The incidence of bariatric emergencies is currently raising globally. This has introduced unique medical complications and phenomena associated with bariatric size patients and morbid obesity.
These are some of the common bariatric medical emergencies:
1. Inability to aid oneself after a fall. Due to decreased mobility issues related to morbidly obese people, the risk of falling is not only increased, but the potentially much more lethal risk of being unable to ambulate afterwards is possible. In a house with other people this problem is easily rectified; however, if you live alone and are morbidly obese, you may not be able to ambulate (move or get up) once you have fallen over. In serious cases of this, barriatric patients have sometimes spent days laying on the floor before anyone has noticed or they have been able to call for help. If the floor surface is hard, such as tiles, or even wood, this prolonged time spent on the floor may result in pressure area sores, and in serious cases non-traumatic crush syndrome.
2. The risk of pressure area sores is greatly increased due to increased weight and pressure on any one aspect of the body.
3. The risk of hypertension is greatly increased.
4. Left heart failure and cardiomyopathy (increased heart size) are common complications of morbid obesity, due to the fact that the heart has to pump a lot more blood around a much larger area.

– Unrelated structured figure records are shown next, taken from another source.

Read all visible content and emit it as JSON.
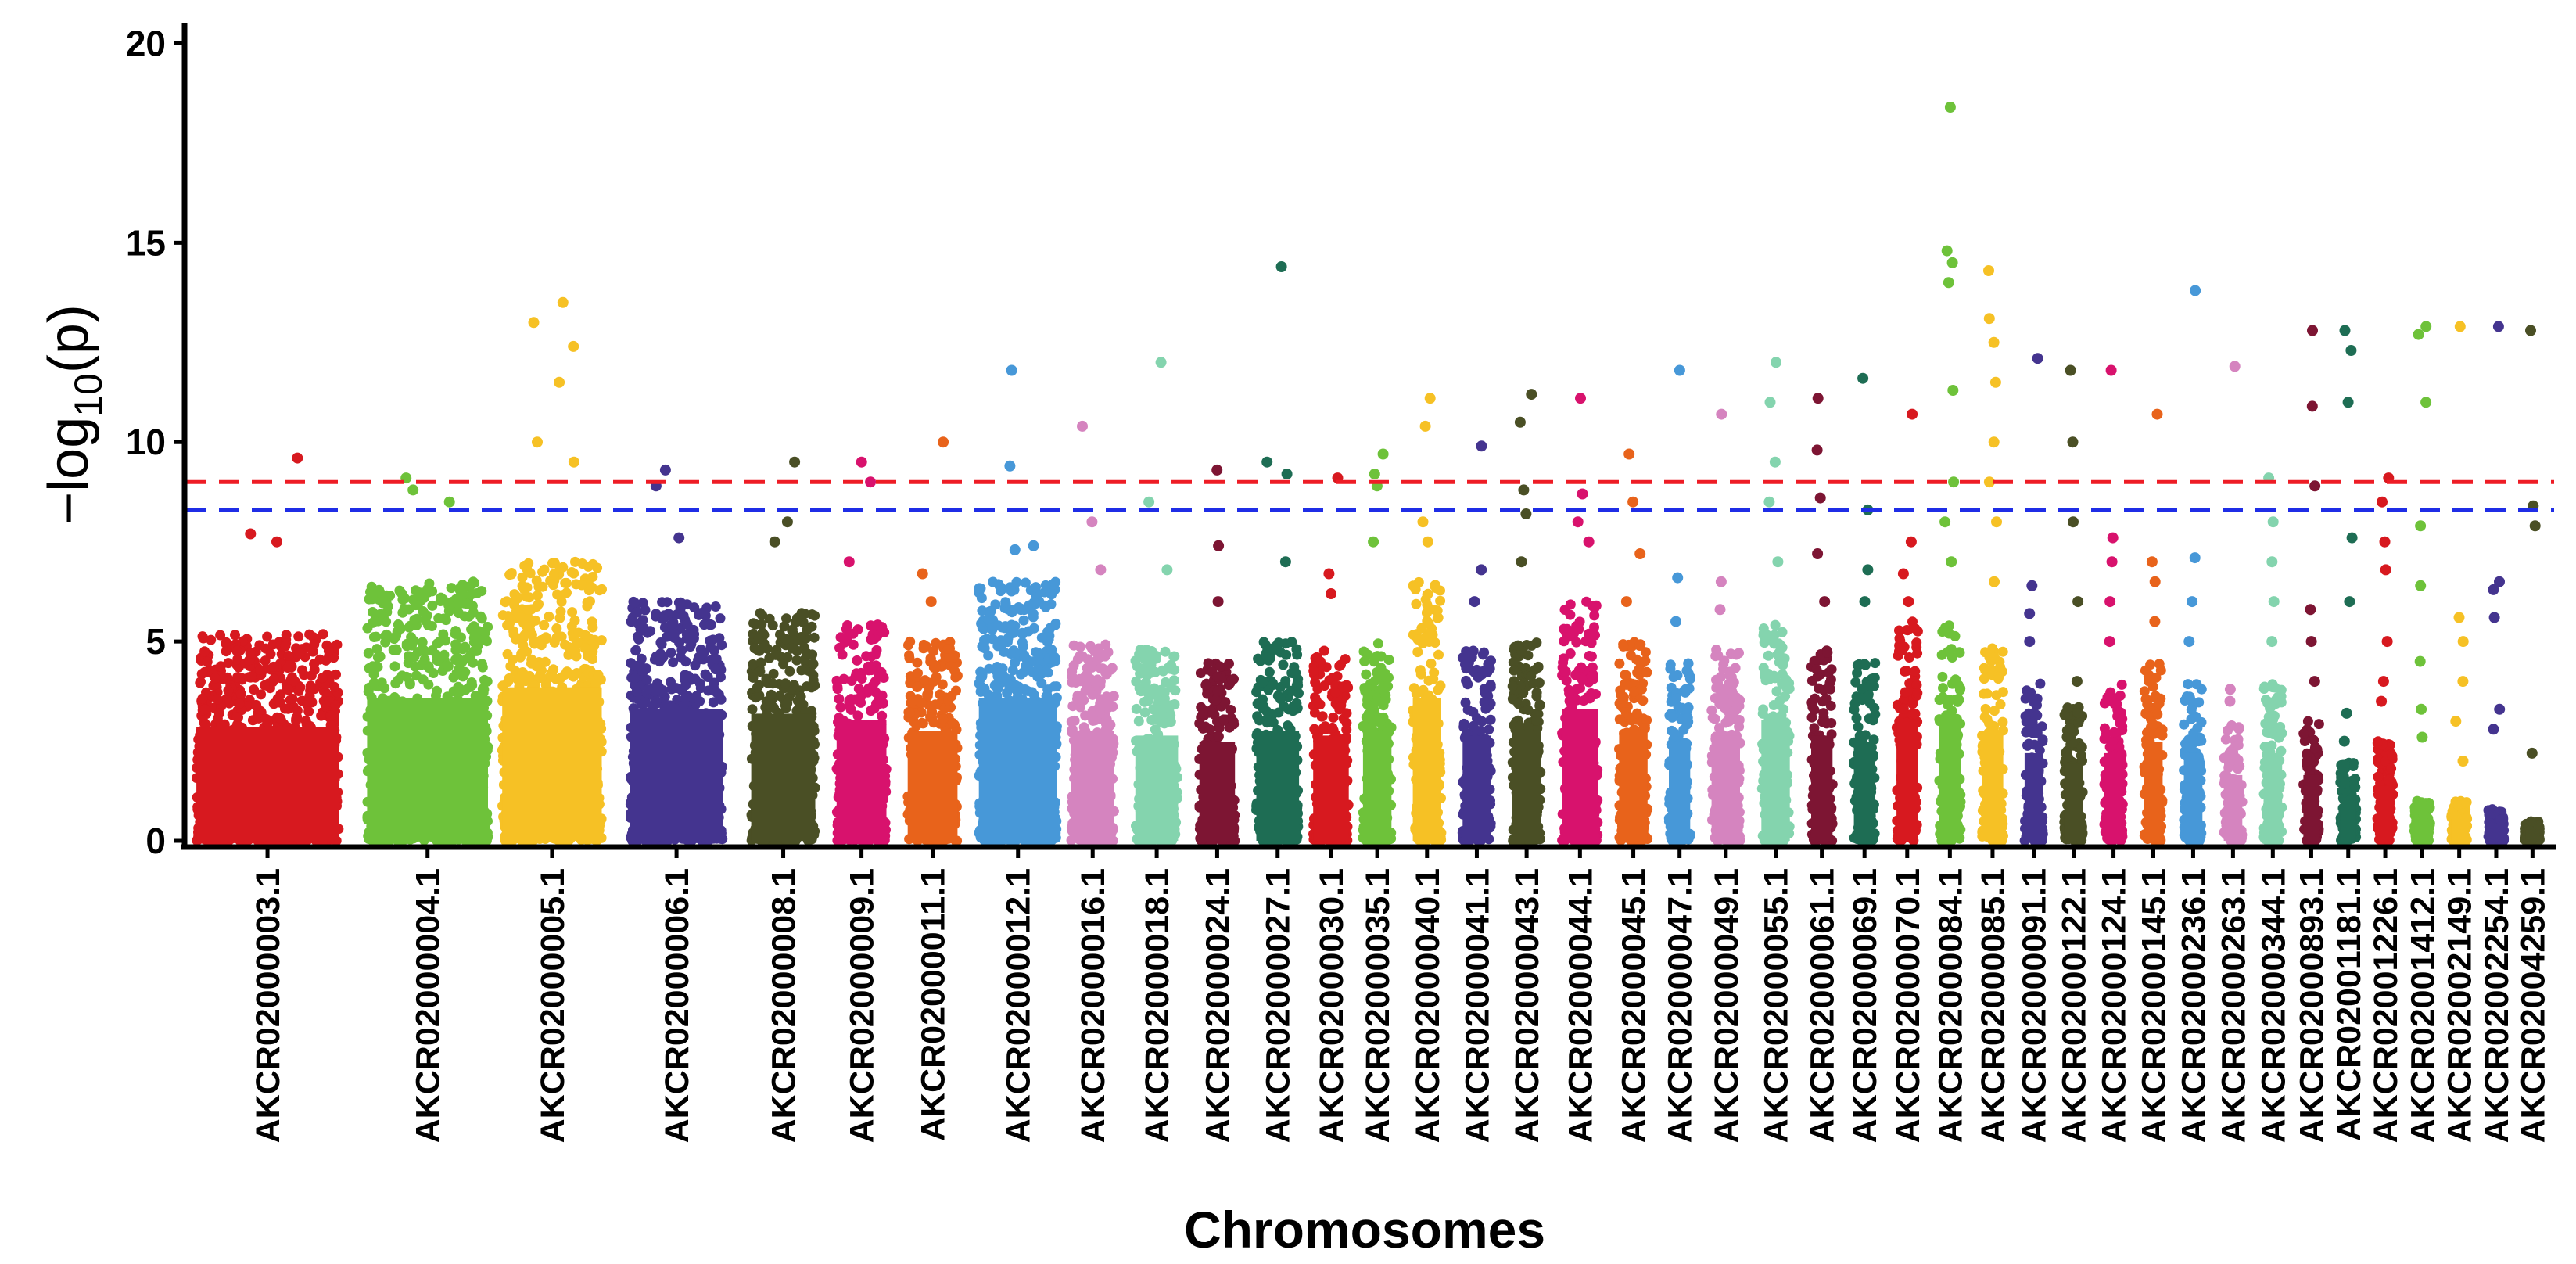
{
  "chart_data": {
    "type": "scatter",
    "title": "",
    "xlabel": "Chromosomes",
    "ylabel_prefix": "−log",
    "ylabel_sub": "10",
    "ylabel_suffix": "(p)",
    "ylim": [
      0,
      20.5
    ],
    "yticks": [
      0,
      5,
      10,
      15,
      20
    ],
    "thresholds": [
      {
        "name": "significance",
        "value": 9.0,
        "color": "#ee1c25"
      },
      {
        "name": "suggestive",
        "value": 8.3,
        "color": "#1f2de6"
      }
    ],
    "palette": [
      "#d7191f",
      "#6ec23a",
      "#f6c125",
      "#44348f",
      "#4a4f25",
      "#d8126d",
      "#e8631b",
      "#4798d8",
      "#d584bf",
      "#84d4ae",
      "#7d1533",
      "#1e6d54"
    ],
    "series": [
      {
        "name": "AKCR02000003.1",
        "start": 0,
        "end": 1.0,
        "maxBase": 5.2,
        "outliers": [
          7.5,
          7.7,
          9.6
        ],
        "color": "#d7191f"
      },
      {
        "name": "AKCR02000004.1",
        "start": 1.2,
        "end": 2.05,
        "maxBase": 6.5,
        "outliers": [
          8.5,
          8.8,
          9.1
        ],
        "color": "#6ec23a"
      },
      {
        "name": "AKCR02000005.1",
        "start": 2.15,
        "end": 2.85,
        "maxBase": 7.0,
        "outliers": [
          9.5,
          10.0,
          11.5,
          12.4,
          13.0,
          13.5
        ],
        "color": "#f6c125"
      },
      {
        "name": "AKCR02000006.1",
        "start": 3.05,
        "end": 3.7,
        "maxBase": 6.0,
        "outliers": [
          7.6,
          8.9,
          9.3
        ],
        "color": "#44348f"
      },
      {
        "name": "AKCR02000008.1",
        "start": 3.9,
        "end": 4.35,
        "maxBase": 5.8,
        "outliers": [
          7.5,
          8.0,
          9.5
        ],
        "color": "#4a4f25"
      },
      {
        "name": "AKCR02000009.1",
        "start": 4.5,
        "end": 4.85,
        "maxBase": 5.5,
        "outliers": [
          7.0,
          9.0,
          9.5
        ],
        "color": "#d8126d"
      },
      {
        "name": "AKCR02000011.1",
        "start": 5.0,
        "end": 5.35,
        "maxBase": 5.0,
        "outliers": [
          6.0,
          6.7,
          10.0
        ],
        "color": "#e8631b"
      },
      {
        "name": "AKCR02000012.1",
        "start": 5.5,
        "end": 6.05,
        "maxBase": 6.5,
        "outliers": [
          7.3,
          7.4,
          9.4,
          11.8
        ],
        "color": "#4798d8"
      },
      {
        "name": "AKCR02000016.1",
        "start": 6.15,
        "end": 6.45,
        "maxBase": 5.0,
        "outliers": [
          6.8,
          8.0,
          10.4
        ],
        "color": "#d584bf"
      },
      {
        "name": "AKCR02000018.1",
        "start": 6.6,
        "end": 6.9,
        "maxBase": 4.8,
        "outliers": [
          6.8,
          8.5,
          12.0
        ],
        "color": "#84d4ae"
      },
      {
        "name": "AKCR02000024.1",
        "start": 7.05,
        "end": 7.3,
        "maxBase": 4.5,
        "outliers": [
          6.0,
          7.4,
          9.3
        ],
        "color": "#7d1533"
      },
      {
        "name": "AKCR02000027.1",
        "start": 7.45,
        "end": 7.75,
        "maxBase": 5.0,
        "outliers": [
          7.0,
          9.2,
          9.5,
          14.4
        ],
        "color": "#1e6d54"
      },
      {
        "name": "AKCR02000030.1",
        "start": 7.85,
        "end": 8.1,
        "maxBase": 4.8,
        "outliers": [
          6.2,
          6.7,
          9.1
        ],
        "color": "#d7191f"
      },
      {
        "name": "AKCR02000035.1",
        "start": 8.2,
        "end": 8.4,
        "maxBase": 5.0,
        "outliers": [
          7.5,
          8.9,
          9.2,
          9.7
        ],
        "color": "#6ec23a"
      },
      {
        "name": "AKCR02000040.1",
        "start": 8.55,
        "end": 8.75,
        "maxBase": 6.5,
        "outliers": [
          7.5,
          8.0,
          10.4,
          11.1
        ],
        "color": "#f6c125"
      },
      {
        "name": "AKCR02000041.1",
        "start": 8.9,
        "end": 9.1,
        "maxBase": 4.8,
        "outliers": [
          6.0,
          6.8,
          9.9
        ],
        "color": "#44348f"
      },
      {
        "name": "AKCR02000043.1",
        "start": 9.25,
        "end": 9.45,
        "maxBase": 5.0,
        "outliers": [
          7.0,
          8.2,
          8.8,
          10.5,
          11.2
        ],
        "color": "#4a4f25"
      },
      {
        "name": "AKCR02000044.1",
        "start": 9.6,
        "end": 9.85,
        "maxBase": 6.0,
        "outliers": [
          7.5,
          8.0,
          8.7,
          11.1
        ],
        "color": "#d8126d"
      },
      {
        "name": "AKCR02000045.1",
        "start": 10.0,
        "end": 10.2,
        "maxBase": 5.0,
        "outliers": [
          6.0,
          7.2,
          8.5,
          9.7
        ],
        "color": "#e8631b"
      },
      {
        "name": "AKCR02000047.1",
        "start": 10.35,
        "end": 10.5,
        "maxBase": 4.5,
        "outliers": [
          5.5,
          6.6,
          11.8
        ],
        "color": "#4798d8"
      },
      {
        "name": "AKCR02000049.1",
        "start": 10.65,
        "end": 10.85,
        "maxBase": 4.8,
        "outliers": [
          5.8,
          6.5,
          10.7
        ],
        "color": "#d584bf"
      },
      {
        "name": "AKCR02000055.1",
        "start": 11.0,
        "end": 11.2,
        "maxBase": 5.5,
        "outliers": [
          7.0,
          8.5,
          9.5,
          11.0,
          12.0
        ],
        "color": "#84d4ae"
      },
      {
        "name": "AKCR02000061.1",
        "start": 11.35,
        "end": 11.5,
        "maxBase": 4.8,
        "outliers": [
          6.0,
          7.2,
          8.6,
          9.8,
          11.1
        ],
        "color": "#7d1533"
      },
      {
        "name": "AKCR02000069.1",
        "start": 11.65,
        "end": 11.8,
        "maxBase": 4.5,
        "outliers": [
          6.0,
          6.8,
          8.3,
          11.6
        ],
        "color": "#1e6d54"
      },
      {
        "name": "AKCR02000070.1",
        "start": 11.95,
        "end": 12.1,
        "maxBase": 5.5,
        "outliers": [
          6.0,
          6.7,
          7.5,
          10.7
        ],
        "color": "#d7191f"
      },
      {
        "name": "AKCR02000084.1",
        "start": 12.25,
        "end": 12.4,
        "maxBase": 5.5,
        "outliers": [
          7.0,
          8.0,
          9.0,
          11.3,
          14.0,
          14.5,
          14.8,
          18.4
        ],
        "color": "#6ec23a"
      },
      {
        "name": "AKCR02000085.1",
        "start": 12.55,
        "end": 12.7,
        "maxBase": 5.0,
        "outliers": [
          6.5,
          8.0,
          9.0,
          10.0,
          11.5,
          12.5,
          13.1,
          14.3
        ],
        "color": "#f6c125"
      },
      {
        "name": "AKCR02000091.1",
        "start": 12.85,
        "end": 12.98,
        "maxBase": 4.0,
        "outliers": [
          5.0,
          5.7,
          6.4,
          12.1
        ],
        "color": "#44348f"
      },
      {
        "name": "AKCR02000122.1",
        "start": 13.13,
        "end": 13.26,
        "maxBase": 3.5,
        "outliers": [
          4.0,
          6.0,
          8.0,
          10.0,
          11.8
        ],
        "color": "#4a4f25"
      },
      {
        "name": "AKCR02000124.1",
        "start": 13.41,
        "end": 13.54,
        "maxBase": 4.0,
        "outliers": [
          5.0,
          6.0,
          7.0,
          7.6,
          11.8
        ],
        "color": "#d8126d"
      },
      {
        "name": "AKCR02000145.1",
        "start": 13.69,
        "end": 13.82,
        "maxBase": 4.5,
        "outliers": [
          5.5,
          6.5,
          7.0,
          10.7
        ],
        "color": "#e8631b"
      },
      {
        "name": "AKCR02000236.1",
        "start": 13.97,
        "end": 14.1,
        "maxBase": 4.0,
        "outliers": [
          5.0,
          6.0,
          7.1,
          13.8
        ],
        "color": "#4798d8"
      },
      {
        "name": "AKCR02000263.1",
        "start": 14.25,
        "end": 14.38,
        "maxBase": 3.0,
        "outliers": [
          3.5,
          3.8,
          11.9
        ],
        "color": "#d584bf"
      },
      {
        "name": "AKCR02000344.1",
        "start": 14.53,
        "end": 14.66,
        "maxBase": 4.0,
        "outliers": [
          5.0,
          6.0,
          7.0,
          8.0,
          9.1
        ],
        "color": "#84d4ae"
      },
      {
        "name": "AKCR02000893.1",
        "start": 14.81,
        "end": 14.92,
        "maxBase": 3.0,
        "outliers": [
          4.0,
          5.0,
          5.8,
          8.9,
          10.9,
          12.8
        ],
        "color": "#7d1533"
      },
      {
        "name": "AKCR02001181.1",
        "start": 15.07,
        "end": 15.18,
        "maxBase": 2.0,
        "outliers": [
          2.5,
          3.2,
          6.0,
          7.6,
          11.0,
          12.3,
          12.8
        ],
        "color": "#1e6d54"
      },
      {
        "name": "AKCR02001226.1",
        "start": 15.33,
        "end": 15.44,
        "maxBase": 2.5,
        "outliers": [
          3.5,
          4.0,
          5.0,
          6.8,
          7.5,
          8.5,
          9.1
        ],
        "color": "#d7191f"
      },
      {
        "name": "AKCR02001412.1",
        "start": 15.59,
        "end": 15.7,
        "maxBase": 1.0,
        "outliers": [
          2.6,
          3.3,
          4.5,
          6.4,
          7.9,
          11.0,
          12.7,
          12.9
        ],
        "color": "#6ec23a"
      },
      {
        "name": "AKCR02002149.1",
        "start": 15.85,
        "end": 15.96,
        "maxBase": 1.0,
        "outliers": [
          2.0,
          3.0,
          4.0,
          5.0,
          5.6,
          12.9
        ],
        "color": "#f6c125"
      },
      {
        "name": "AKCR02002254.1",
        "start": 16.11,
        "end": 16.22,
        "maxBase": 0.8,
        "outliers": [
          2.8,
          3.3,
          5.6,
          6.3,
          6.5,
          12.9
        ],
        "color": "#44348f"
      },
      {
        "name": "AKCR02004259.1",
        "start": 16.37,
        "end": 16.47,
        "maxBase": 0.5,
        "outliers": [
          2.2,
          7.9,
          8.4,
          12.8
        ],
        "color": "#4a4f25"
      }
    ],
    "xlim": [
      -0.05,
      16.55
    ]
  }
}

5. Type II diabetes is a common side affect or risk factor in bariatric patients because of the inability of the pancreas to produce enough insulin to meet the sugar intake demands.
6. In car accidents or motor vehicle crashes, bariatric patients (morbidly obese) are 8 times as likely to develop a serious injury because of the increased kinetic energy. Kinetic Energy (KE) is basically the amount of energy that is required to move or stop an object from moving and is calculated by the formula KE = Mass x Velocity Squared/ 2 . With bariatric patients, the Mass factor is increased and this results in an increased amount of Kinetic Energy being dispersed during a motor vehical crash and increased risk of damage to vital organs.
7. Increased risk of having a motor vehical crash. Studies have shown that bariatric patients or morbidly obese drivers are more likely to have a motor vehical crash. Although more investigation needs to be identified on this topic, it has been hypothesized that this is because of their inability to easily turn their neck and check for their blind spot.